Ces mots de Goethe me semblent indiquer d’une façon frappante l’écueil sur lequel viennent échouer d’ordinaire les éditeurs de poésies. Est-il possible de commenter une poésie sans altérer en rien les éléments les plus intimes de sa fragile existence ? C’est là une question.

Lorsque je le quittai, il me donna les feuilles de l’Art et l’Antiquité, pour que je pusse chez moi relire à loisir son poëme. Il me donna aussi les Roses d’Orient[1], de Rückert, poëte qu’il semble tenir très-haut et dont il a le meilleur espoir.

* Mardi, 11 novembre 1823.

Il y a eu petite soirée chez Goethe.
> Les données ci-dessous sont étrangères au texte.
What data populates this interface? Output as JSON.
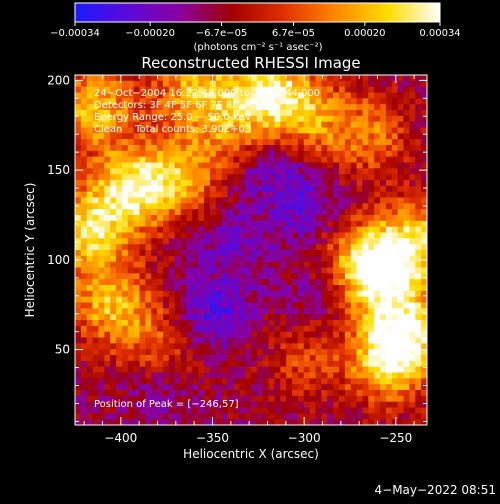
{
  "chart_data": {
    "type": "heatmap",
    "title": "Reconstructed RHESSI Image",
    "xlabel": "Heliocentric X (arcsec)",
    "ylabel": "Heliocentric Y (arcsec)",
    "xlim": [
      -425,
      -233
    ],
    "ylim": [
      8,
      203
    ],
    "x_ticks": [
      -400,
      -350,
      -300,
      -250
    ],
    "y_ticks": [
      50,
      100,
      150,
      200
    ],
    "x_tick_labels": [
      "−400",
      "−350",
      "−300",
      "−250"
    ],
    "y_tick_labels": [
      "50",
      "100",
      "150",
      "200"
    ],
    "grid": false,
    "colorbar": {
      "min": -0.00034,
      "max": 0.00034,
      "ticks": [
        -0.00034,
        -0.0002,
        -6.7e-05,
        6.7e-05,
        0.0002,
        0.00034
      ],
      "tick_labels": [
        "−0.00034",
        "−0.00020",
        "−6.7e−05",
        "6.7e−05",
        "0.00020",
        "0.00034"
      ],
      "units_label": "(photons cm⁻² s⁻¹ asec⁻²)",
      "colors": [
        "#1b1bff",
        "#5a0ad8",
        "#8a00a0",
        "#a00000",
        "#e03000",
        "#ff8800",
        "#ffdd00",
        "#ffffff"
      ]
    },
    "annotations": {
      "time_range": "24−Oct−2004 16:22:48.000 to 16:26:44.000",
      "detectors": "Detectors: 3F 4F 5F 6F 7F 8F, Att 0",
      "energy_range": "Energy Range: 25.0 − 50.0 keV",
      "method": "Clean    Total counts: 3.90E+03",
      "peak": "Position of Peak = [−246,57]"
    },
    "peak_position": [
      -246,
      57
    ],
    "emission_regions": [
      {
        "x": -415,
        "y": 185,
        "strength": 0.8
      },
      {
        "x": -395,
        "y": 140,
        "strength": 0.85
      },
      {
        "x": -418,
        "y": 115,
        "strength": 0.9
      },
      {
        "x": -405,
        "y": 75,
        "strength": 0.75
      },
      {
        "x": -360,
        "y": 195,
        "strength": 0.7
      },
      {
        "x": -370,
        "y": 145,
        "strength": 0.65
      },
      {
        "x": -340,
        "y": 170,
        "strength": 0.5
      },
      {
        "x": -320,
        "y": 195,
        "strength": 0.85
      },
      {
        "x": -300,
        "y": 180,
        "strength": 0.6
      },
      {
        "x": -265,
        "y": 170,
        "strength": 0.55
      },
      {
        "x": -246,
        "y": 57,
        "strength": 1.0
      },
      {
        "x": -258,
        "y": 90,
        "strength": 0.85
      },
      {
        "x": -240,
        "y": 110,
        "strength": 0.8
      },
      {
        "x": -270,
        "y": 100,
        "strength": 0.5
      },
      {
        "x": -255,
        "y": 40,
        "strength": 0.6
      },
      {
        "x": -300,
        "y": 45,
        "strength": 0.35
      },
      {
        "x": -380,
        "y": 50,
        "strength": 0.45
      }
    ],
    "negative_regions": [
      {
        "x": -350,
        "y": 70,
        "strength": 0.9
      },
      {
        "x": -320,
        "y": 155,
        "strength": 0.8
      },
      {
        "x": -300,
        "y": 130,
        "strength": 0.7
      },
      {
        "x": -340,
        "y": 110,
        "strength": 0.6
      },
      {
        "x": -380,
        "y": 30,
        "strength": 0.5
      },
      {
        "x": -290,
        "y": 80,
        "strength": 0.5
      }
    ]
  },
  "footer": {
    "date": "4−May−2022 08:51"
  }
}
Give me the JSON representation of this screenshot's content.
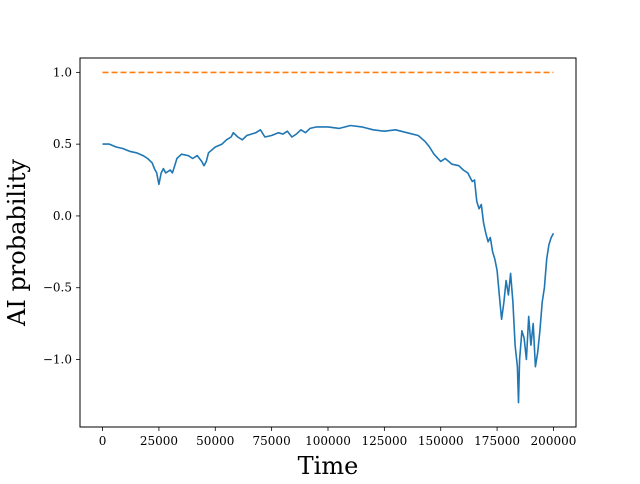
{
  "chart_data": {
    "type": "line",
    "title": "",
    "xlabel": "Time",
    "ylabel": "AI probability",
    "xlim": [
      -10000,
      210000
    ],
    "ylim": [
      -1.47,
      1.1
    ],
    "grid": false,
    "legend": "none",
    "x_ticks": [
      0,
      25000,
      50000,
      75000,
      100000,
      125000,
      150000,
      175000,
      200000
    ],
    "x_tick_labels": [
      "0",
      "25000",
      "50000",
      "75000",
      "100000",
      "125000",
      "150000",
      "175000",
      "200000"
    ],
    "y_ticks": [
      1.0,
      0.5,
      0.0,
      -0.5,
      -1.0
    ],
    "y_tick_labels": [
      "1.0",
      "0.5",
      "0.0",
      "−0.5",
      "−1.0"
    ],
    "series": [
      {
        "style": "solid",
        "color": "#1f77b4",
        "x": [
          0,
          3000,
          6000,
          9000,
          12000,
          15000,
          18000,
          20000,
          22000,
          23000,
          24000,
          25000,
          26000,
          27000,
          28000,
          30000,
          31000,
          32000,
          33000,
          35000,
          38000,
          40000,
          42000,
          44000,
          45000,
          46000,
          47000,
          50000,
          53000,
          55000,
          57000,
          58000,
          60000,
          62000,
          64000,
          66000,
          68000,
          70000,
          72000,
          75000,
          78000,
          80000,
          82000,
          84000,
          86000,
          88000,
          90000,
          92000,
          95000,
          100000,
          105000,
          110000,
          115000,
          120000,
          125000,
          130000,
          135000,
          140000,
          143000,
          145000,
          147000,
          150000,
          152000,
          155000,
          158000,
          160000,
          162000,
          163000,
          164000,
          165000,
          166000,
          167000,
          168000,
          169000,
          170000,
          171000,
          172000,
          173000,
          174000,
          175000,
          176000,
          177000,
          178000,
          179000,
          180000,
          181000,
          182000,
          183000,
          184000,
          184500,
          185000,
          186000,
          187000,
          188000,
          189000,
          190000,
          191000,
          192000,
          193000,
          194000,
          195000,
          196000,
          197000,
          198000,
          199000,
          200000
        ],
        "y": [
          0.5,
          0.5,
          0.48,
          0.47,
          0.45,
          0.44,
          0.42,
          0.4,
          0.37,
          0.33,
          0.3,
          0.22,
          0.3,
          0.33,
          0.3,
          0.32,
          0.3,
          0.35,
          0.4,
          0.43,
          0.42,
          0.4,
          0.42,
          0.38,
          0.35,
          0.38,
          0.44,
          0.48,
          0.5,
          0.53,
          0.55,
          0.58,
          0.55,
          0.53,
          0.56,
          0.57,
          0.58,
          0.6,
          0.55,
          0.56,
          0.58,
          0.57,
          0.59,
          0.55,
          0.57,
          0.6,
          0.58,
          0.61,
          0.62,
          0.62,
          0.61,
          0.63,
          0.62,
          0.6,
          0.59,
          0.6,
          0.58,
          0.56,
          0.52,
          0.48,
          0.43,
          0.38,
          0.4,
          0.36,
          0.35,
          0.32,
          0.3,
          0.27,
          0.24,
          0.25,
          0.1,
          0.05,
          0.08,
          -0.05,
          -0.12,
          -0.18,
          -0.15,
          -0.25,
          -0.3,
          -0.38,
          -0.55,
          -0.72,
          -0.6,
          -0.45,
          -0.55,
          -0.4,
          -0.6,
          -0.9,
          -1.05,
          -1.3,
          -1.0,
          -0.8,
          -0.85,
          -1.0,
          -0.7,
          -0.9,
          -0.75,
          -1.05,
          -0.95,
          -0.8,
          -0.6,
          -0.5,
          -0.3,
          -0.2,
          -0.15,
          -0.12
        ]
      },
      {
        "style": "dashed",
        "color": "#ff7f0e",
        "x": [
          0,
          200000
        ],
        "y": [
          1.0,
          1.0
        ]
      }
    ]
  }
}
Il souffre depuis longtemps, il avait les pieds enveloppés d’une couverture de laine qui l’a suivi partout depuis sa campagne en Champagne. À propos de cette couverture, il nous a raconté une anecdote de 1806. « Lorsque les Français occupaient Iéna, un prêtre de régiment français avait requis des tapisseries pour orner son autel. On lui avait fourni un très-beau morceau d’étoffe cramoisie, mais qui ne lui parut pas assez beau. Il se plaignit auprès de moi. — « Envoyez-moi cette étoffe, lui répondis-je, je verrai si je peux vous en faire donner une meilleure. » Nous avions alors une nouvelle pièce à donner au théâtre, je me servis de la belle étoffe rouge pour la toilette de mes acteurs. Quant à mon prêtre, il ne reçut rien du tout ; on l’oublia, et il aura bien fallu qu’il se passe de mon secours. »

  1. Les Roses d’Orient parurent en 1822. Elles ont été suscitées par le Divan de Goethe. Ce sont des Orientales allemandes.